Gardener Tulus is a taciturn bystander, and quite a story in himself. He knows something about Mrs Müller that Mrs Müller herself prefers to forget. She preaches to the local politicians about milk accounts and a sense of proportion, but the search for personal profit and successful self-deception are not their province alone: on page 329 it is revealed that Mrs Müller pinched from the bank vault where it was lodged her honest husband’s will, which fair-mindedly directed his estate to be divided equally between his first wife and the present Mrs Müller. News of the will never reaches Mrs Müller number one, and so Mrs Müller number two becomes considerably better-off – and washes her conscience clean by, among other things, heaping money on her brother-in-law’s beautiful but unpleasantly greedy daughter, her only relative, Mrs Kahila – who, incidentally, is having an affair with the bank manager. Mrs Müller is still cleansing her conscience on the last page of the novel, when the last piece of the jigsaw puzzle finally falls into place, and the picture is complete.

This is no particular time of the jackals, for the time of the jackals is always now… It is merely a question of whether or not the jackals howl. Howling jackals are always better, one cannot forget them, says Judge Müller to his friend the gardener on a tape to which Tulus listens after Müller’s death. The judge refused to play politics with the boys, and so the boys played him out, silently and without howling. The whole game was lost, in fact, shortly afterward, not least – and with fateful irony – because the quoted share index of honest workers for the common good collapsed as interest rates began to rise.
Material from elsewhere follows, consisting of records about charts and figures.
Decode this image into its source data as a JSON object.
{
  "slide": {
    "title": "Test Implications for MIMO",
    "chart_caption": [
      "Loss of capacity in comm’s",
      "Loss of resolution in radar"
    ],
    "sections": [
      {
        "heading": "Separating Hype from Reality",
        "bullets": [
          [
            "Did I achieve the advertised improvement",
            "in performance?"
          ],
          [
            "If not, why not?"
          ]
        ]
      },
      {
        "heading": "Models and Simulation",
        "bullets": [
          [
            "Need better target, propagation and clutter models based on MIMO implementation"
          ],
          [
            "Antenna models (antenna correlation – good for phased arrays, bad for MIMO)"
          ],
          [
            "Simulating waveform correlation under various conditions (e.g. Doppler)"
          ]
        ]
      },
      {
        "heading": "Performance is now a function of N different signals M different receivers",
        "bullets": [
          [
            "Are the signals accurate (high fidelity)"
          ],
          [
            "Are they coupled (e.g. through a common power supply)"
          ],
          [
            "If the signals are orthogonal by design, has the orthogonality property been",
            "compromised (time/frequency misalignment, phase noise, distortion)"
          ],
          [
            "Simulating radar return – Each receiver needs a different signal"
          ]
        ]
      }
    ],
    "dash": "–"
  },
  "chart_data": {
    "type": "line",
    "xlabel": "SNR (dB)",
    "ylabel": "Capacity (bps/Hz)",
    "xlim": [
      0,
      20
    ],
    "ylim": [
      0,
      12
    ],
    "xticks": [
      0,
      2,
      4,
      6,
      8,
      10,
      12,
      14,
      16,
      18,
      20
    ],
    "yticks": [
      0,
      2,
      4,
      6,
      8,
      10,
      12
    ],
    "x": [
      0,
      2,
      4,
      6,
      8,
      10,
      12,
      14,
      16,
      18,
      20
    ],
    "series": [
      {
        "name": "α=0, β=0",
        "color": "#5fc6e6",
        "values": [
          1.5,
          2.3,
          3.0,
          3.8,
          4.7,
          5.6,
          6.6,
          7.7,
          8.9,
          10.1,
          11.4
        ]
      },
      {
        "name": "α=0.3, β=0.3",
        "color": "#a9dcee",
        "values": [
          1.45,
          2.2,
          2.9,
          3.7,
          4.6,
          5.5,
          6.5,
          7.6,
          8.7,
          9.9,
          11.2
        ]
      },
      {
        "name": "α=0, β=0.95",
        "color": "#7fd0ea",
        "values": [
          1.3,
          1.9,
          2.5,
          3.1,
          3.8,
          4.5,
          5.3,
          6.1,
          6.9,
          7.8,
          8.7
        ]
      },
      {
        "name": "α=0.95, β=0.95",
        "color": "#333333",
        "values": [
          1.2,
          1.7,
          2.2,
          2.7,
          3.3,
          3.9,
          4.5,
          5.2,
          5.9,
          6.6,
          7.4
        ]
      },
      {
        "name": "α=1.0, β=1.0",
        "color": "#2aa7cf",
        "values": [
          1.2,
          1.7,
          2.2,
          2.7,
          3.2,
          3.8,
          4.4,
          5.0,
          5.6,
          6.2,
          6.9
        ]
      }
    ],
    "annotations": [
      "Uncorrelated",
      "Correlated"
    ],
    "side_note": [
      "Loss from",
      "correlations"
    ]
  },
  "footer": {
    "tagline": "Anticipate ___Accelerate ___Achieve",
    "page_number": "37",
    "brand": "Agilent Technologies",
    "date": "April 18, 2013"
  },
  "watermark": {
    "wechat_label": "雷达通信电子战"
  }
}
The jackals of Joenpelto’s Finnish Dullsville are familiar and homespun, comical in their childish enthusiasm for the game: this is what makes her satire so delicious. And she does not glory in historical hindsight – for, as she acknowledges, few of us would have believed that it would all end so quickly. Calmly, Joenpelto uses her rogues’ gallery to prove the propositions she has been presenting and proving right in her work for the past 40 years. Greedy people end up in the shit, as the Finnish proverb so aptly puts it.